Monday, December 21, 2020

Ice sheet uncertainties could mean sea level will rise more than predicted

IMPERIAL COLLEGE LONDON

Research News

Sea level could rise higher than current estimates by 2100 if climate change is unchallenged, according to a new assessment.

Its authors say understanding the way strong global heating affects polar ice sheets will be crucial to projecting sea level rise over the next century. However, uncertainties remain and current knowledge about ice sheets suggests sea-level rise under continued strong warming could be higher than the Intergovernmental Panel on Climate Change (IPCC) 'likely' range by 2100.

The authors of the study, published today in the journal One Earth, also suggest ways scientists can make predictions more certain, by improving our understanding of ice-sheet dynamics, such as how they interact with warming oceans and how they fracture and break apart.

Lead author Professor Martin Siegert, from the Grantham Institute - Climate Change and Environment at Imperial College London, said: "Greenhouse gas emissions are still on the rise, and strong heating, of more than 4°C by 2100, is well within the realm of the possible if emissions continue unabated.

"Currently, hundreds of millions of people live in regions susceptible to coastal flooding, and the likelihood of even worse flooding will significantly increase with severe sea-level rise. The sea-level rise we have already faced has been somewhat mitigated by flood barriers and other measures, but we are unprepared for higher rates of rise that could overwhelm these measures. If we don't do more to avert dangerous global heating, we may reach a point where we can no longer protect people."

The team reviewed current models of the effect of warming on ice sheets that the IPCC's 2019 report on sea-level rise relies on. For the strong heating scenario of more than 4°C of temperature rise by 2100, the report gave a 'likely' range for sea-level rise of between 0.61 and 1.10 metres above 1950 levels.

However, the team's analysis showed that ice sheet models do not include sufficient detail on key processes that may lead to significant mass loss under strong warming, meaning sea level rise above the IPCC's likely range is far more possible than below it.

Co-author John Englander, President and Founder of the Rising Seas Institute, said: "Sea-level rise will be one of the most challenging issues faced by society in the coming decades. We need to recognize that we cannot stand by and wait for clarity about actual sea-level rise to begin planning for it.

"Waiting for better confidence in predictions is not a reason to delay building a margin of safety, for example into building codes and zoning, recognising the inevitability of sea-level rise and its catastrophic implications."

There are two main ways sea level can rise substantially at a global level. Throughout the twentieth century, rise has been dominated by thermal expansion - added heat driving water molecules apart, expanding the volume of the ocean water. In the twenty-first century, however, the second mechanism has become dominant: the addition of water from melting ice sheets and glaciers.

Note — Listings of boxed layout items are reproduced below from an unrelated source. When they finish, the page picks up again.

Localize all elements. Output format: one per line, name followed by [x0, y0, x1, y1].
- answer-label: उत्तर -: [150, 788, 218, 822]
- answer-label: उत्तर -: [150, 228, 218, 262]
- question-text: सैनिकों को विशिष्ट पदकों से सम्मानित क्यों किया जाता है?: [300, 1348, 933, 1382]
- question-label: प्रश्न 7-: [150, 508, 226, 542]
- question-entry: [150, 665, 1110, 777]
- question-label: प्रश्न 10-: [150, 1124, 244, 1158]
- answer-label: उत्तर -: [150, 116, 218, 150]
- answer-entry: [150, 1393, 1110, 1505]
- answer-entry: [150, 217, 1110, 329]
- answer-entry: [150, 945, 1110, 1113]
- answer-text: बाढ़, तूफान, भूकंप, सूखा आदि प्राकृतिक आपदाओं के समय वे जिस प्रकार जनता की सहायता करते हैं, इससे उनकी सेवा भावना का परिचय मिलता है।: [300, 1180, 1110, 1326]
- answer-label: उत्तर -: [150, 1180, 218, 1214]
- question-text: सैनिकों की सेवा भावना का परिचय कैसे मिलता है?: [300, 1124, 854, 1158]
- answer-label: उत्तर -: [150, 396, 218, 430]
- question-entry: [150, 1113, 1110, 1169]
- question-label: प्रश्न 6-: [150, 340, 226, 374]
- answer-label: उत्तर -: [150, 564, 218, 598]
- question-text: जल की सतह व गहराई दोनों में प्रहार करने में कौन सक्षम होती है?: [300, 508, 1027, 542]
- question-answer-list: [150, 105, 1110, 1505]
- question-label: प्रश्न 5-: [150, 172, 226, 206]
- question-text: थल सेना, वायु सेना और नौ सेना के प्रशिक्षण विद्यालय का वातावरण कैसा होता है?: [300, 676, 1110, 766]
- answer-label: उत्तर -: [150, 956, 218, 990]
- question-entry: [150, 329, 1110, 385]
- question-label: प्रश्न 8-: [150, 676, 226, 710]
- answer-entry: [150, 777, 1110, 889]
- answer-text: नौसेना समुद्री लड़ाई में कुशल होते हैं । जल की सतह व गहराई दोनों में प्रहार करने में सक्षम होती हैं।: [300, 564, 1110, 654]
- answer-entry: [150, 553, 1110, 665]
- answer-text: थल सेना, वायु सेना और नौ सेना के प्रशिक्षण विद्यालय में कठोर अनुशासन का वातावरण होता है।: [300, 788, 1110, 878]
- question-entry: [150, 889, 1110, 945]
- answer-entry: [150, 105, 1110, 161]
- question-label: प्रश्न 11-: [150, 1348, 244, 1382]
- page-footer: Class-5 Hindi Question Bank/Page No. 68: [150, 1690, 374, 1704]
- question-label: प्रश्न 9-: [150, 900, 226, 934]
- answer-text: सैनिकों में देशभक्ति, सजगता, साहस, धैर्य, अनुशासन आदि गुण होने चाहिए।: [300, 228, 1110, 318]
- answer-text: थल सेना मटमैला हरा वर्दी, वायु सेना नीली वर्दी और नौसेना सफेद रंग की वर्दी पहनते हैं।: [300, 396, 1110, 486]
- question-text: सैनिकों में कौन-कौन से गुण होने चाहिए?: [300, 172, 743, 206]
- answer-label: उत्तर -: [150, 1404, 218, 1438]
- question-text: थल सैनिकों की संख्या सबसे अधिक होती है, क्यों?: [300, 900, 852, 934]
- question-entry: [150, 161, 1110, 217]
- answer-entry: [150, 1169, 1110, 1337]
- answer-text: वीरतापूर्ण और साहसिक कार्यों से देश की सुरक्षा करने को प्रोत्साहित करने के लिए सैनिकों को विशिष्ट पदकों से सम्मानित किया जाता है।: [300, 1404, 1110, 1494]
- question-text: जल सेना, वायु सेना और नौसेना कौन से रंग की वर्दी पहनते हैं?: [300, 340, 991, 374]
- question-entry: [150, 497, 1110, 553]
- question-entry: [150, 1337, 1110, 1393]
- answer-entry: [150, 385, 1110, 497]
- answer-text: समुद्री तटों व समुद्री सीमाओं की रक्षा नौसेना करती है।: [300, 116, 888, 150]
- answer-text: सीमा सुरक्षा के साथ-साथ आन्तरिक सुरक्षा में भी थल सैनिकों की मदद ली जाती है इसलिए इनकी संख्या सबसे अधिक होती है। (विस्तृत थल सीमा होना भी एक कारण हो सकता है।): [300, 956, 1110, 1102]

While sea-level rise due to thermal expansion can be predicted using relatively simple relationships between the temperature and the expansion, ice sheets and glaciers respond to rising temperatures in complex and interconnected ways that make prediction more fraught.

Researchers looking ahead to the next century of climate change and its increasing impact on human society, nature and the environment often look back at previous episodes of natural climate change for clues as to how various earth systems will react.

At the end of the last ice age, there is evidence that ice sheets responded to warming by rapidly losing mass at rates that at times were higher than currently observed, leading to several metres of sea-level rise per century.

The team say this means current projections of sea-level rise may be underestimates, as the ice sheets may lose mass faster over the coming century than our current models predict.

To improve models and predictions, the authors identify key areas of research that are needed to fill in our gaps in knowledge. These include better mapping of the ground beneath glaciers and ice sheets, collection of data at the margin where glaciers meet the ocean, and improved coupling of models of the atmosphere, oceans, and ice sheets.

While the network of existing observations of ice sheet dynamics already gives scientists a very strong warning signal and causes for concern, the authors say these improvements could lead to a next-generation 'early warning system' focused on signals of rapid change in sea level, such as increases in ocean water temperature along the margins of ice sheets.

Professor Siegert said: "We already have a good start on an early warning system for dangerous sea-level rise, with satellites, airborne platforms, robotic devices, field investigators, and expert knowledge. While this network is growing and getting stronger, it has major weaknesses at ice-sheet boundaries that require urgent action. We need to develop an array of robotic devices in key parts of Antarctica and Greenland that are most vulnerable and capable of rapid sea-level rise in the future."